The second view of religion, however, is surely not without its advocates. On Luther’s view, for example, “[t]heology is … concerned neither with an objective doctrine of God nor with an anthropology that asks questions about man other than those involving his relationship to God. Both sides of this relationship are determined by the fact that man is a guilty and lost sinner and that God is the justifier and the redeemer of precisely this kind of man.”3 This essentially moral understanding of the point of religion is largely affirmed in the philosophy of religion of Kant. More recently, it has been elaborated in a pair of books by Ronald M. Green: Religious Reason: The Rational and Moral Basis of Religious Belief (New York: Oxford University Press, 1978) and Religion and Moral Reason: A New Method for Comparative Study (New York: Oxford University Press, 1988).

Whether I am right or wrong in my commitment to this latter view, I believe that work in philosophy of religion cannot be excellent without attending to this issue of the point of religion.
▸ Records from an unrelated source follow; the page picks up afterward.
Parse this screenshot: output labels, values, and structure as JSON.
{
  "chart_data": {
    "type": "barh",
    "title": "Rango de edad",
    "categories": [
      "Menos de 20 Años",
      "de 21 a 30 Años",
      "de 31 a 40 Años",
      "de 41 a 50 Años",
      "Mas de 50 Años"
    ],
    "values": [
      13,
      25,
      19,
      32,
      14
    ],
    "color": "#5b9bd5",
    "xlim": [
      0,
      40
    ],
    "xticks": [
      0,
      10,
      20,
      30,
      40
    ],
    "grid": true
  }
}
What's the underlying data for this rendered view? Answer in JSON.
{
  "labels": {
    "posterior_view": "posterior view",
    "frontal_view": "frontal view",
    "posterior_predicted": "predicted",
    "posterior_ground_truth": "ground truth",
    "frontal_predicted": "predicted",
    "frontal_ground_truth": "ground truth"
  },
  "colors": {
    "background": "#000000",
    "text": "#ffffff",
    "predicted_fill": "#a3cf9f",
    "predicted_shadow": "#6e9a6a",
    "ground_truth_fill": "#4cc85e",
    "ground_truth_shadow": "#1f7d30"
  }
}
On my second and final point, philosophy of religion will fail to be excellent to the extent that philosophers of religion take their own expressions of religion to tell the whole story of religion. I remember a number of years ago at a Society for Philosophy of Religion meeting, when a presenter, who clearly came from an Anglo-American evangelical protestant tradition, responded to a traditionally Aristotelian Catholic understanding of the religious implications of Darwinian evolution with the claim that it was “ad hoc,” failing to understand that it was much more “traditionally” Christian than his own view. My own understanding of my Christian belief has been importantly shaped by my study of the understanding of language of the Buddhist scholar, Nagarjuna (ca.150 – ca.250 C.E.), an understanding not altogether unlike William James’s understanding of language.

Again, it seems to me that too many contemporary philosophers of religion accept uncritically a kind of Augustinian understanding of language that facilitates technically sophisticated analyses of isolated doctrinal statements but leaves little room for mystery in faith and has little contact with lived religion. If we really believe that our language is capable of giving an accurate representation of God, then it seems to me that we are guilty of a form of conceptual idolatry, worshiping something of our own intellectual construction, something far lesser than God. I conclude by looking back to my 15-year old self. In my Lutheran confirmation classes we learned that we Lutherans believed the doctrine of consubstantiation, by contrast with our Catholic friends who believed the doctrine of transubstantiation and our Reformed friends who believed that the Eucharist was a merely symbolic ritual. Of course I didn’t understand what any of those terms meant. I started to gain some understanding of them only when I first studied Aristotle’s metaphysics in college. Now, should we say that meant that I didn’t really believe those things? I doubt it. The Lutheran doctrine of consubstantiation, even though I didn’t “understand” it, clearly underlay important aspects of my religious practice.

Whether I am right or wrong in this latter claim, it seems to me that philosophy of religion cannot be excellent without at least considering the issue.

  1. David E. Schrader, “Karl Popper as a Point of Departure for a Philosophy of Theology,” International Journal for Philosophy of Religion, Vol. 14, pp. 193-201 (1983).
  2. Karl R. Popper, Conjectures and Refutations (New York, Basic Books: 1962), p. 40.
  3. Paul Althaus, The Theology of Martin Luther, Robert C. Schultz, trans. (Philadelphia, Fortress Press: 1966), p. 9.